Un musée précurseur, entre héritage et renouveau
Lors de son inauguration en 1986, le musée Henri Prades a immédiatement fait figure de référence. « À son ouverture, son architecture et sa muséographie étaient très enviées et faisaient référence dans la profession », se souvient Diane Dusseaux, conservatrice depuis 2015. Le bâtiment, qui jouxte le site archéologique de Lattara, a été conçu dès l’origine comme un « musée de site », une approche alors novatrice.
Quarante ans plus tard, le musée entame sa mue vers le XXIe siècle. Si les pratiques culturelles et les modes de présentation ont évolué, l’esprit d’équipe, lui, est resté intact. « En retrouvant des photos des repas d’équipe des années 1980, on s’aperçoit que l’ambiance et les lieux sont restés les mêmes », confie la conservatrice.
Lattara, un port gaulois au cœur de la recherche
Le musée ne serait rien sans le site archéologique qu’il surplombe. Lattara, port antique fondé vers le Ve siècle avant notre ère, est le théâtre de fouilles programmées dirigées par une équipe du CNRS, rattachée au laboratoire Archéologie des Sociétés Méditerranéennes de Montpellier. Cette collaboration entre recherche et musée est une passerelle permanente : « nos expositions s’appuient très souvent sur leurs travaux de recherche », souligne Diane Dusseaux.

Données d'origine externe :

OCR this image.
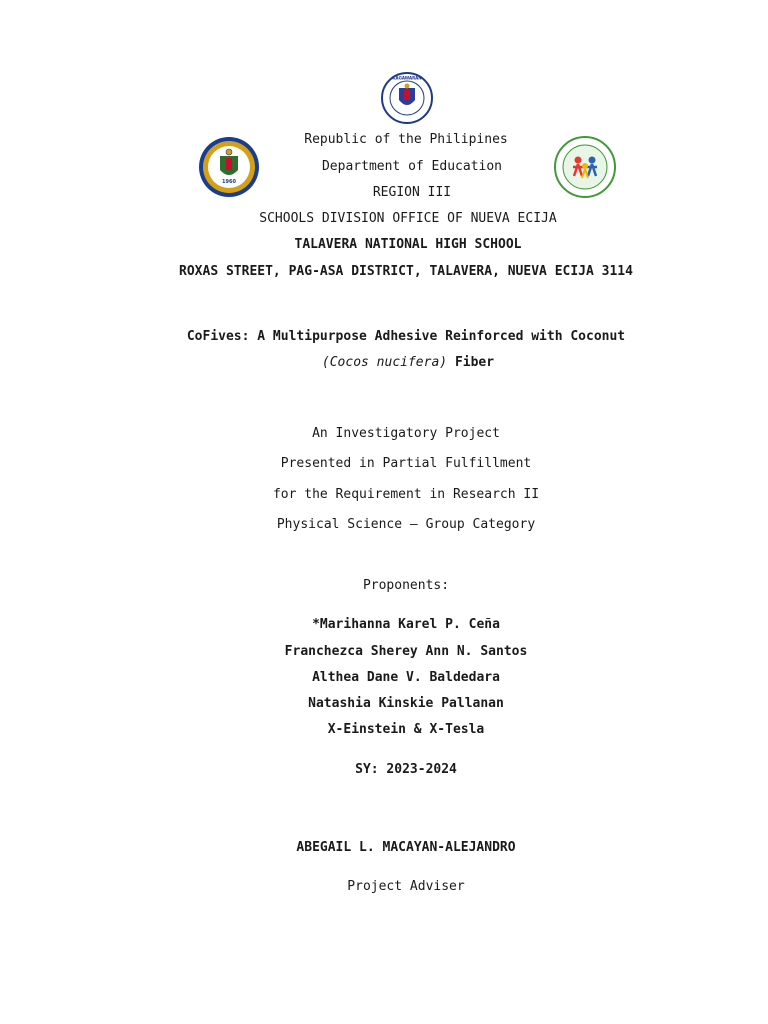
KAGAWARAN
1960
Republic of the Philipines
Department of Education
REGION III
SCHOOLS DIVISION OFFICE OF NUEVA ECIJA
TALAVERA NATIONAL HIGH SCHOOL
ROXAS STREET, PAG-ASA DISTRICT, TALAVERA, NUEVA ECIJA 3114
CoFives: A Multipurpose Adhesive Reinforced with Coconut
(Cocos nucifera) Fiber
An Investigatory Project
Presented in Partial Fulfillment
for the Requirement in Research II
Physical Science – Group Category
Proponents:
*Marihanna Karel P. Ceña
Franchezca Sherey Ann N. Santos
Althea Dane V. Baldedara
Natashia Kinskie Pallanan
X-Einstein & X-Tesla
SY: 2023-2024
ABEGAIL L. MACAYAN-ALEJANDRO
Project Adviser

Les découvertes successives ont profondément transformé le parcours permanent. Dans les années 1980, l’accent était mis sur la nécropole romaine et ses pièces exceptionnelles. Aujourd’hui, les archéologues ont creusé plus profondément pour atteindre les niveaux de la fondation gauloise. Le musée a donc rééquilibré son parcours pour valoriser cette rencontre unique entre Étrusques, Grecs et Gaulois.
Un lieu ouvert à la création artistique
Le musée ne se contente pas d’exposer des vestiges. Il accueille également la création contemporaine, en partenariat avec le MO.CO. Montpellier Contemporain. Chaque année, un artiste plasticien est invité à créer des œuvres qui dialoguent avec les collections archéologiques. La Cité des Arts (Conservatoire de Montpellier) y intervient également régulièrement.
L’exposition anniversaire illustre cette continuité avec deux photographies marquantes : la première montre des enfants devant des statues sans tête dans les années 1990 ; la seconde, prise vingt ans plus tard au même endroit, montre de jeunes danseurs du Conservatoire en pleine performance.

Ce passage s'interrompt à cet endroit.